‒ Он опять моими руками пытается выбить денежную помощь для больницы из состоятельных родителей пациентов?
‒ Каждый выживает, как может, ‒ Борисыч передернул плечами и выжидающе смотрел на меня. ‒ Что ему еще остается, если государство не выделяет финансирование таким больницам, как наша? Или тебе нравится, как на голову сыпется краска, а от плитки, что падает со стены, сколько раз вздрагивала?
За четыре года моей работы в этой больнице, здесь ни разу не делался ремонт. Краска на стенах уже потрескалась, не сегодня, так завтра начнет осыпаться.

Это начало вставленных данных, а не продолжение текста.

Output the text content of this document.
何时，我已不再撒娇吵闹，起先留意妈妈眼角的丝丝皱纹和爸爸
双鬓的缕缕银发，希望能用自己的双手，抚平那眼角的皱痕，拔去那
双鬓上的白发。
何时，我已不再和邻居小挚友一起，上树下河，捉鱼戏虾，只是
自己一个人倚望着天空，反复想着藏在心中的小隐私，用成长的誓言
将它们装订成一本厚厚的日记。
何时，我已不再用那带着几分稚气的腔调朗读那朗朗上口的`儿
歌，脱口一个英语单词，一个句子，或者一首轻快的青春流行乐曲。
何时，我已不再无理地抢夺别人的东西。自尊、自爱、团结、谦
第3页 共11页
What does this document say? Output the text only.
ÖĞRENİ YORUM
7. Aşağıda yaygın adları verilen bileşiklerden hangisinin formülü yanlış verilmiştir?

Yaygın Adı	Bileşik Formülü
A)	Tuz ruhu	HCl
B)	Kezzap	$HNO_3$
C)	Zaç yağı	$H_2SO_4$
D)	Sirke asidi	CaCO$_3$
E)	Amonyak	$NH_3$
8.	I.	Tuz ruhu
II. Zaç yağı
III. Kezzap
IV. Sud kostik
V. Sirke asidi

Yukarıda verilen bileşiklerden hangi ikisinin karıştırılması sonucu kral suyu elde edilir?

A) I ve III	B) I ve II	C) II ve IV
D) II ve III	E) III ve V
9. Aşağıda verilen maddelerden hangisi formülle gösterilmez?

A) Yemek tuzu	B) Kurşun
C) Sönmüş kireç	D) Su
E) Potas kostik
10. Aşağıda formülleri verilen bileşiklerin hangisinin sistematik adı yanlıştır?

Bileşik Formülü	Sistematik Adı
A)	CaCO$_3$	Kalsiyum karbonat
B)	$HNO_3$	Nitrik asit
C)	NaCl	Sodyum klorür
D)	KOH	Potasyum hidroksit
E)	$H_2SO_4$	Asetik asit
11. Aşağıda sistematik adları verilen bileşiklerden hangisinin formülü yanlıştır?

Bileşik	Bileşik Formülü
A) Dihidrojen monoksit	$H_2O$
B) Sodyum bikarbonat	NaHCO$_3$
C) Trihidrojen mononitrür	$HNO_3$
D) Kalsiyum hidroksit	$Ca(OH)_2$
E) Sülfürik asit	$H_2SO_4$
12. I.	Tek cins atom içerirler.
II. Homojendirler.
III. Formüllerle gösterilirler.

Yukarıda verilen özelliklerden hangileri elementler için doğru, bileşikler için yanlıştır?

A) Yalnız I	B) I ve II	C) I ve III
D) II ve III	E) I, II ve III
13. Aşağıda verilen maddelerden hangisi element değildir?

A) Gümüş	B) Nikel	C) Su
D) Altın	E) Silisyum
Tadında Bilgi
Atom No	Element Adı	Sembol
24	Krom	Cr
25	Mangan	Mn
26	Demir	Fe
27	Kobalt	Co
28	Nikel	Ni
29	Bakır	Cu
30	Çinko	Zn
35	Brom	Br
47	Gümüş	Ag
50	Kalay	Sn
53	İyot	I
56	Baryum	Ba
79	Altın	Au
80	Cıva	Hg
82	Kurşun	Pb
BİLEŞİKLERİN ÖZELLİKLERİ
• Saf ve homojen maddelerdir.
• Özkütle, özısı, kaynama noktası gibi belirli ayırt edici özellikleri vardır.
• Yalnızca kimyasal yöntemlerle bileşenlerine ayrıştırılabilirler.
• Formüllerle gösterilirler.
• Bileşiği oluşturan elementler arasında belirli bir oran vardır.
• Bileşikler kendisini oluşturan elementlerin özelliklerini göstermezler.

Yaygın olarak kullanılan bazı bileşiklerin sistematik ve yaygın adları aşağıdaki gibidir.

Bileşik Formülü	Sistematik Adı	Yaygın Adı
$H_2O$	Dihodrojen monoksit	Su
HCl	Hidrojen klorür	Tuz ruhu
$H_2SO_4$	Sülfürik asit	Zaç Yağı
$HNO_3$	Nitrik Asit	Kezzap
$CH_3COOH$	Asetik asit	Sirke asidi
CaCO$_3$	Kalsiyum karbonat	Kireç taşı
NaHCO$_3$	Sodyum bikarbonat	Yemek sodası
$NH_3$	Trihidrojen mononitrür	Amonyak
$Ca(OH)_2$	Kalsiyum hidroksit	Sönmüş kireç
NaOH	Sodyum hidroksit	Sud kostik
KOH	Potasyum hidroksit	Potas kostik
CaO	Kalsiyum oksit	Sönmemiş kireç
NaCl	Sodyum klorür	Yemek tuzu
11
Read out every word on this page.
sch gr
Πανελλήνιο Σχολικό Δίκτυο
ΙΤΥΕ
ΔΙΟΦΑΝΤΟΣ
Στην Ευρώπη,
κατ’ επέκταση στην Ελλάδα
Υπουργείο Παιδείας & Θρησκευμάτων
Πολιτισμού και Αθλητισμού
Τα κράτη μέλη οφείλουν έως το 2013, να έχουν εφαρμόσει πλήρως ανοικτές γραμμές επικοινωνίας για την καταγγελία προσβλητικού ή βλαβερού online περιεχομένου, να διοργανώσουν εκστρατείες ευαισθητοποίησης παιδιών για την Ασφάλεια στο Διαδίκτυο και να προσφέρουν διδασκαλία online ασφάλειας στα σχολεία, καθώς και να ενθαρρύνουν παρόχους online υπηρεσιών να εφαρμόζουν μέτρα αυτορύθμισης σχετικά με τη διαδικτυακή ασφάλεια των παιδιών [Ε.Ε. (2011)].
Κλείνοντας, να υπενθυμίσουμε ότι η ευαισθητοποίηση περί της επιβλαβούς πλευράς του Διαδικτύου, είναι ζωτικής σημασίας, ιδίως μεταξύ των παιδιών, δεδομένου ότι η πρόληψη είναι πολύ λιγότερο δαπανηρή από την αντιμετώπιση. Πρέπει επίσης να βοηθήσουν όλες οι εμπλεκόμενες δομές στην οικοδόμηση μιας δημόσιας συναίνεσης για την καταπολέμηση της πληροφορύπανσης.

Линолеум на полу истерся до такой степени, что еле проглядывался узор, плитки покрылись трещинами и части отклеивались. Да и аппаратуру не помешало бы заменить на новые, только баланс больницы был пустой. И мало кого это волновало, вот жаловаться все горазды. Даже генеральные уборки мы устраивали своими силами, пожертвовав на это свои выходные. Неоплачиваемые.
Кроме ремонта остро стоял вопрос и о зарплате. Работы было выше нашей головы, платили не копейки, что едва хватало на нормальную жизнь. Оплатишь за квартиру, налоги, за детей, купишь продуктов на неделю-другую, и в руках остается всего пару купюр до следующей зарплаты. Лишний раз боишься что-нибудь вкусное купить. Многие не выдерживали и увольнялись, новые работники особо не торопились к нам, и лишнюю работу раскидывали на всех, но не доплачивать забывали. Для семьи времени не оставалось совсем. Многие разведены, кто предан работе, другие, видя печальный опыт соседа, не торопились с этим делом.
‒ Ладно, постараюсь быть паинькой, ‒ усаживаясь я за рабочий стол, включила компьютер: мне еще надо дописать отчеты.
В кабинет начали заходить другие врачи, рабочий день вот-вот начнется, и Борисыч больше не задерживался, ушёл к себе. Но не успела за ним захлопнуться дверь, как она снова открылась, и на пороге появилась запыхавшаяся интерн Оля.
‒Там… это… опять авария… Всех везут… к нам…
Не очень хорошее начало дня. «Аварийники», так мы их называли между собой, самые непредсказуемые пациенты: про них ничего не знаешь, если в тяжелом состоянии, то не успеваешь сделать необходимые процедуры и сразу в операционную. Они же и самые частые. По статистике, больше всех в наше отделение попадали дети, попавшие в аварию. И, слава родителям, которые хоть как-то сумели их обезопасить: детские автокресла, ремни безопасности…
‒ Ева Александровна, ваш пациент, ‒ в приемном покое творился бедлам, но в мою сторону уверенно толкали каталку с девочкой. ‒ Разрыв почти всех внутренних органов и обильное кровотечение. В сознание не приходила.
Врач скорой помощи говорил мне что-то еще, но я уже его не слышала. Меня охватила мелкая дрожь, перед собой я видела свою первую «потерю». И тут снова девочка… Словно это мой злой рок, что ходил за мной по пятам, не отставая ни на шаг.
Я взяла себя в руки, отгоняя воспоминания, и мы с ребятами затянули каталку в лифт. Дальше пошёл счет на минуты и на секунды. Набрала старшую медсестру и попросила подготовить операционную, как и вызвать остальных. Мы еще поборемся! Не в моих правилах было сдаваться. И не таких вытаскивали.
Операция длилась несколько часов. И весьма в напряженной обстановке. Несколько раз понижалось давление, сердцебиение становилось нитевидным, почти терялся. Стрелки часов неумолимо двигались вперед, отсчитывая каждую секунду. Но вскоре мы всей командой выдохнули…
К концу операции медсестры успевали выяснить информацию про пациента и дозвониться родителям. В нашем случае, родственникам. Родители семилетней девочки находились в нашей же больнице. Оставив информацию медсестрам, я на уставших ногах поплелась в кабинет. Надо выпить кофе.
В кабинете пусто, остальные еще не освободились. Переоделась в сменный комплект рабочей формы и снова присела за рабочий компьютер. К прошлым делам добавилась еще одна, сегодняшняя. Им никогда не будет конца, пока заканчиваешь один отчет, перед тобой успевают появляться еще два, если не три или больше. И так бесконечно. Услышала трель мобильного телефона и из кармана достала надрывающийся гаджет.